Ruiz was horrified. What if they decided to cooperate? Could the universe survive a triad of Publiuses?
Technicians scurried past, shoulders hunched and eyes down, as if they feared their employer as much as Ruiz did.
They passed a series of one-way windowed cubicles, each containing a different variety of joyperson. Some of them seemed to be no more than human men and women, their somatypes modified toward some animal standard. There was a slender languid lizard girl, who groomed her eyescales with a long forked tongue. In the next cell was a young boy with a face like a mastiff, his body muscular and bowlegged. They passed an armless woman with a bald shapeless head, her soft white skin glistening with mucus. An androgynous creature stroked feathery antennae; it had a segmented thorax and a tubular proboscis curled on its chest.

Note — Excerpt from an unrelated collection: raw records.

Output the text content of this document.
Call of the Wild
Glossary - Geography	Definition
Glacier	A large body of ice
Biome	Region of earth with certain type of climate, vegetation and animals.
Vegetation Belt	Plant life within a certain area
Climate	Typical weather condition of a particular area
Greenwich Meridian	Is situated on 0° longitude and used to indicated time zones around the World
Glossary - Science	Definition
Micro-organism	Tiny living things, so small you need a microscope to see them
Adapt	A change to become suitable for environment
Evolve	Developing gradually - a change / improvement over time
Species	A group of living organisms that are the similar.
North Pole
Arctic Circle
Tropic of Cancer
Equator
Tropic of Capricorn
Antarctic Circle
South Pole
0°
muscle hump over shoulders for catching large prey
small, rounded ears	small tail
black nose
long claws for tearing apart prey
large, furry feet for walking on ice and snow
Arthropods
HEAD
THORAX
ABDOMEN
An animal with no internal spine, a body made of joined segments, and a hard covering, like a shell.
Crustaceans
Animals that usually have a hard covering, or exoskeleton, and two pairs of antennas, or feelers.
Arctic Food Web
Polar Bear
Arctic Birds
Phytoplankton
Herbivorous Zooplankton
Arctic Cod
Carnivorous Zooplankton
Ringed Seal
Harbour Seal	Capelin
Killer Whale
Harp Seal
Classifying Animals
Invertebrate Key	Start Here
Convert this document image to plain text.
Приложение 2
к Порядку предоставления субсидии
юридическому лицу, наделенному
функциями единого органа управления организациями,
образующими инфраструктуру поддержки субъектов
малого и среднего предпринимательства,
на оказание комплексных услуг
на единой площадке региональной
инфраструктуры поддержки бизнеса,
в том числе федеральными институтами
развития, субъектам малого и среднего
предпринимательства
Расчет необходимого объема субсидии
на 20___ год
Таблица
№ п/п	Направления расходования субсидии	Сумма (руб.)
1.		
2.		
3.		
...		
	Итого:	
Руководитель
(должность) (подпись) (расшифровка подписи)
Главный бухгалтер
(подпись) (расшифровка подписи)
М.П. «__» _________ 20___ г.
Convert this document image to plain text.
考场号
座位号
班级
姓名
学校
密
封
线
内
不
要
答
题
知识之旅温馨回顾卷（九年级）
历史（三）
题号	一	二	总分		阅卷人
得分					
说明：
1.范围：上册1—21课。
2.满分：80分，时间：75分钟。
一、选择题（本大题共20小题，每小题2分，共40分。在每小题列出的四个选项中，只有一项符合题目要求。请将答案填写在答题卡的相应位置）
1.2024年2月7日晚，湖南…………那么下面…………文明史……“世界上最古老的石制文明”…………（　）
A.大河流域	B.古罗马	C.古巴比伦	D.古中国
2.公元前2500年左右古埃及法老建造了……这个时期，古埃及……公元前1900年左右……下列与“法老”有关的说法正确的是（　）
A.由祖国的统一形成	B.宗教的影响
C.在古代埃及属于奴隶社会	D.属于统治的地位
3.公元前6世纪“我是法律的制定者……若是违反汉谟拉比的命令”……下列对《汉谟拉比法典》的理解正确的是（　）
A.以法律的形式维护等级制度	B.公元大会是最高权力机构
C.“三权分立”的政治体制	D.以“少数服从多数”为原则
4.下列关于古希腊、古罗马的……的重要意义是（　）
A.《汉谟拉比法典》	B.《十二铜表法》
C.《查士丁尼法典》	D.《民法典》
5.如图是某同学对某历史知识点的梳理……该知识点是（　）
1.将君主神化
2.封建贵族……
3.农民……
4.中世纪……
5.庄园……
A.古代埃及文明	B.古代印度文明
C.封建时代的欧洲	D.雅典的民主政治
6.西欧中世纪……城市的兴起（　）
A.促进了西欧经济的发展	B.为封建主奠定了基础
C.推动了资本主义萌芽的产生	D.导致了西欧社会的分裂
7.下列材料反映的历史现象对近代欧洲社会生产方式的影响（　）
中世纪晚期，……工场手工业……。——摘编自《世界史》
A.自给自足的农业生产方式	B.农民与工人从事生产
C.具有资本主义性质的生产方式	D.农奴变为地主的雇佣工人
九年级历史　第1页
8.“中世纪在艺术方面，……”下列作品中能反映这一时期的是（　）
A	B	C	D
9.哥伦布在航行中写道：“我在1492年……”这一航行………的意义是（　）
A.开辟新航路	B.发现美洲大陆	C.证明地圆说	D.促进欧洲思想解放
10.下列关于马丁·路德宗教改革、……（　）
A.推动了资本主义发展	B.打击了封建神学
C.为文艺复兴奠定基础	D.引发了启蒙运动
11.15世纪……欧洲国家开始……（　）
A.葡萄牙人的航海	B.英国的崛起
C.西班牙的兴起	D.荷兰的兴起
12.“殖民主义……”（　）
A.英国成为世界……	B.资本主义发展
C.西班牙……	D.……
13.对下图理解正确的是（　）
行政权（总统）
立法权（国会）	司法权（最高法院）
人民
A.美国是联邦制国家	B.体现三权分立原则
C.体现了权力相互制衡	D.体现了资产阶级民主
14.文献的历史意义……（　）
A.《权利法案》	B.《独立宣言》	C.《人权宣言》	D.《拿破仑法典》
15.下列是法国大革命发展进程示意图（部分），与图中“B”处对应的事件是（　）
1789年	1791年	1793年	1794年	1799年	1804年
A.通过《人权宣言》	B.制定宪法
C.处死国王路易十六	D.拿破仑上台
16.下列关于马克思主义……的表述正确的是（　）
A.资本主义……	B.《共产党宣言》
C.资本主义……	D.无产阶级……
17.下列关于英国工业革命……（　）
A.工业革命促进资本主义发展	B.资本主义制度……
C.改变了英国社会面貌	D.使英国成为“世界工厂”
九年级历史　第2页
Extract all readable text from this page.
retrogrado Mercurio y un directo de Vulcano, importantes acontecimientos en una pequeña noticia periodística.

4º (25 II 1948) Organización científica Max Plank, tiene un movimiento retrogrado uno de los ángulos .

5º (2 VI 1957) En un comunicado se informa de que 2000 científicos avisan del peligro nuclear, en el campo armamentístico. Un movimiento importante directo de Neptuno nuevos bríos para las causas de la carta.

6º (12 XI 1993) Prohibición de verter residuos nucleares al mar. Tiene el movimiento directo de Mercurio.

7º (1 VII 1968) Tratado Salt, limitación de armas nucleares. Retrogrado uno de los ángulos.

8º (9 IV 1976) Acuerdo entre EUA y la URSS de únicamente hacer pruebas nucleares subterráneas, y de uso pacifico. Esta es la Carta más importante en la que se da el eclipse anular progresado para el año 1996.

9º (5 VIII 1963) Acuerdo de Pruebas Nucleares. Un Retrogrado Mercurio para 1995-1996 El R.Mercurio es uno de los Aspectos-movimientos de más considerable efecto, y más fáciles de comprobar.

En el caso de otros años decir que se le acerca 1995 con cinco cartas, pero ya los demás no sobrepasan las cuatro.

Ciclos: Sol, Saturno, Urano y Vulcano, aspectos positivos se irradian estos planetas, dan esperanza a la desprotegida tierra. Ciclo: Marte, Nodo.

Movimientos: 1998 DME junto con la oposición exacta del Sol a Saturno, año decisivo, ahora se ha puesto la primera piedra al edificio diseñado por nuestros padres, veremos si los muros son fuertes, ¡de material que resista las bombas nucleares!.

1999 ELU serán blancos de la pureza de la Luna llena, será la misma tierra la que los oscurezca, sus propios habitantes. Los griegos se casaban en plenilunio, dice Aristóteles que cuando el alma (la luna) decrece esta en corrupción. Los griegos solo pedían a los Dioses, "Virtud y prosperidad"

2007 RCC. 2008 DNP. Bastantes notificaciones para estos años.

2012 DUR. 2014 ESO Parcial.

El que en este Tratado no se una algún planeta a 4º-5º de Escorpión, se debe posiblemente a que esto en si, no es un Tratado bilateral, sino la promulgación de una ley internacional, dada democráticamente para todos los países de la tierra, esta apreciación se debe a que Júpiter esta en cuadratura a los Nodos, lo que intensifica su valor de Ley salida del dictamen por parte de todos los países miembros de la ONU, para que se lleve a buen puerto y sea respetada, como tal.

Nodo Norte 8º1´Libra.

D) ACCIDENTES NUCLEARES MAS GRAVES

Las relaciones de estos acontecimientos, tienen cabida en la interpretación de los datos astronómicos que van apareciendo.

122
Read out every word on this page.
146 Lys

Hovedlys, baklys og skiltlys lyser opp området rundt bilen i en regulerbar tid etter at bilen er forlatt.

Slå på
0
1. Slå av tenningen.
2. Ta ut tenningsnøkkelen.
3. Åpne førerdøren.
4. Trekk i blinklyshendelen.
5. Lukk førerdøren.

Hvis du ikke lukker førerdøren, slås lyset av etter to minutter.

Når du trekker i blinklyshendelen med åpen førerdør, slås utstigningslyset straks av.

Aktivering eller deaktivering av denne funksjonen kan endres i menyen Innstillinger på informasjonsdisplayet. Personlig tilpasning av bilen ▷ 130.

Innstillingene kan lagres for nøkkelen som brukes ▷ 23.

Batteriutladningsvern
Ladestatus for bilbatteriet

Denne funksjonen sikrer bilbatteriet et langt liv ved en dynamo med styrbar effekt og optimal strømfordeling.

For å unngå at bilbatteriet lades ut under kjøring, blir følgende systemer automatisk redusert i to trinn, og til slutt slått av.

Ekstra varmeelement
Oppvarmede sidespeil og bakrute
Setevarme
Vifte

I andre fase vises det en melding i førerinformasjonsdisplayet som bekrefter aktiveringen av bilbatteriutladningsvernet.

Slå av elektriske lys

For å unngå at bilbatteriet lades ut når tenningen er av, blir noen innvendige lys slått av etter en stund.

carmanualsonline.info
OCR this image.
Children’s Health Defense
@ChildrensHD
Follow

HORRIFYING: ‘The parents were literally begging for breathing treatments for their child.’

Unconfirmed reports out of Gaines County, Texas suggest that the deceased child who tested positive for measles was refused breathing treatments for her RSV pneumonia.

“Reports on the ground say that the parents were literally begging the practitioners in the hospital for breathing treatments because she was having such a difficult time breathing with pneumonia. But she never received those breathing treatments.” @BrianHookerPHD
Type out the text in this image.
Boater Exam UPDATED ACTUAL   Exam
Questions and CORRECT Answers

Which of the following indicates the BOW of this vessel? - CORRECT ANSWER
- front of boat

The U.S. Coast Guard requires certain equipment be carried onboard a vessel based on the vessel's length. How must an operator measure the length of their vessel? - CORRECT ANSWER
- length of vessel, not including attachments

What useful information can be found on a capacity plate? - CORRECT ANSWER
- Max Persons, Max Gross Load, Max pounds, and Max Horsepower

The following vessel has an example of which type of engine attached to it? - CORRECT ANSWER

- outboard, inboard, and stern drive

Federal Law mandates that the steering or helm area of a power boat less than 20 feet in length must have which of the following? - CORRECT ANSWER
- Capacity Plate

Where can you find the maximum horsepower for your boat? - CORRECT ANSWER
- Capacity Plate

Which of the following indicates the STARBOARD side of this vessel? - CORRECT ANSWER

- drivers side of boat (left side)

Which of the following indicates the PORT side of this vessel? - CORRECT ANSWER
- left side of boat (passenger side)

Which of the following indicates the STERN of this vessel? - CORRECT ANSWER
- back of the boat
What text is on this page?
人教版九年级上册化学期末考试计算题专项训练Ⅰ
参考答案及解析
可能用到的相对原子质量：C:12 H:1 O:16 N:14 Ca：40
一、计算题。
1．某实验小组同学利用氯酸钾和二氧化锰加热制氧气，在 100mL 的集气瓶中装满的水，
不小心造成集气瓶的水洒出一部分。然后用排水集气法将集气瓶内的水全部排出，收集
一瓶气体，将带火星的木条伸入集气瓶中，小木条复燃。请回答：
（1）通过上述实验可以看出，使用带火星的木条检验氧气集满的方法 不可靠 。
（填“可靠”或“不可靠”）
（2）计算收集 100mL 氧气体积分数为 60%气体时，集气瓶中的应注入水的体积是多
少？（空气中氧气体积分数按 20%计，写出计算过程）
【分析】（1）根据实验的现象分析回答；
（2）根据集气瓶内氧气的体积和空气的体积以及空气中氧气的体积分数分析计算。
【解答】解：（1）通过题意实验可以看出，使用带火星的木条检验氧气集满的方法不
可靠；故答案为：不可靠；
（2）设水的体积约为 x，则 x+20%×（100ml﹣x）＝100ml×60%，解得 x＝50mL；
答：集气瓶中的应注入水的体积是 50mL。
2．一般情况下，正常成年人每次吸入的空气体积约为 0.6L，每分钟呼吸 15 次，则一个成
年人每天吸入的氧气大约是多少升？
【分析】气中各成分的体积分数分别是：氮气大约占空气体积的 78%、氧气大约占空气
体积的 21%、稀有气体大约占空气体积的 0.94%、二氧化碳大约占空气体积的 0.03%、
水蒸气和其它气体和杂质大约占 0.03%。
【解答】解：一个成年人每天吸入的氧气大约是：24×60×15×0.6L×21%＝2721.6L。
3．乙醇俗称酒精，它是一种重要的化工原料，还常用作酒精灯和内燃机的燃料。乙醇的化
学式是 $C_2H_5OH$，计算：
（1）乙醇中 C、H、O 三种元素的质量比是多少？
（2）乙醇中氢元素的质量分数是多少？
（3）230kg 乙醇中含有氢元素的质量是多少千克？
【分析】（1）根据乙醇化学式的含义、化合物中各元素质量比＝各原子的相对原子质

But others were much stranger. They appeared to partake of the characteristics of aliens for which no analogue existed on Old Earth — though Ruiz knew that their genetic material derived primarily from human DNA. Publius was a purist in that way. He averted his gaze from latticed tentacles, stony silicoid carapaces, pulsing masses of stringy yellow fiber. There was even a lumpy creature covered with Gench sensor tufts, gasping through trilateral mouth slits. The symmetry was maintained with three plump breasts, three vaginas.
The Gench-like creature made him shudder, and a wave of disorientation passed over him. He felt the death net stir… and then stabilize. He had avoided thinking about the Gencha since his arrival in SeaStack, apparently for good reason. He wondered how many more near misses he could stand, before either the net decayed or he lost interest in survival.
“Samples. See anything you’d like to try?” Publius slapped him on the back, laughed his strange bubbling laugh. “No, no, I’m teasing you; I know you’re a devoted prude.”
They passed surgeries, in which white-coated technicians operated lamarckers, carving cloned bodies into new shapes. Other spaces held DNA keyboards, where Publius’s employees created new races of monsters, for clients who were willing to pay extra for reproductive functionality. Banks of half-gestated clones floated in clear nutrient baths, autogurneys trundled back and forth, some carrying grotesque corpses, others bearing anesthetized monsters in various stages of completion.
And over all, thick enough to gag Ruiz, was the special stink he associated with Publius and his works, a miasma of organic stenches and chemical wafts, of riotous life and casual death, of creativity and dread.
Finally they reached the apartments Publius used when in residence at his laboratories, and they passed from frenetic activity into silent isolation.
Publius slid the lock shut, and turned to Ruiz, a look of weary contempt blooming on his face.
“So, will you threaten me again? Will you never grow tired of hanging over my head, a ruination waiting to strike me? You cannot live forever; have you no mercy?”
Ruiz adopted a humble tone of voice. “You gave me no choice, Publius. If I failed to take precautions, you would instantly destroy me. I regret as much as you do that you confided your origins to me — had you not, you wouldn’t hate me so virulently, and I wouldn’t be forced to threaten you.”
Long ago, over a campfire on Line, a badly wounded and delirious Publius had told Ruiz his greatest secret — that he had been born in a Dilvermoon Holding Ark and was not, as he had claimed, the bastard of a noble Jahworld family. Ruiz had never completely understood the intensity with which Publius defended his pretentions, but he had realized their importance to Publius when the monster-maker tried to murder him, years later. In self-preservation, he had filed a posthumous memorandum, which would be broadcast over the public datastreams, in the event of his death or disappearance.
In later years, he had begun to worry that Publius had lived with the possibility of exposure for so long that it no longer gave Ruiz any leverage over him. “Truly, I wish you could convince me that my precautions are unnecessary.”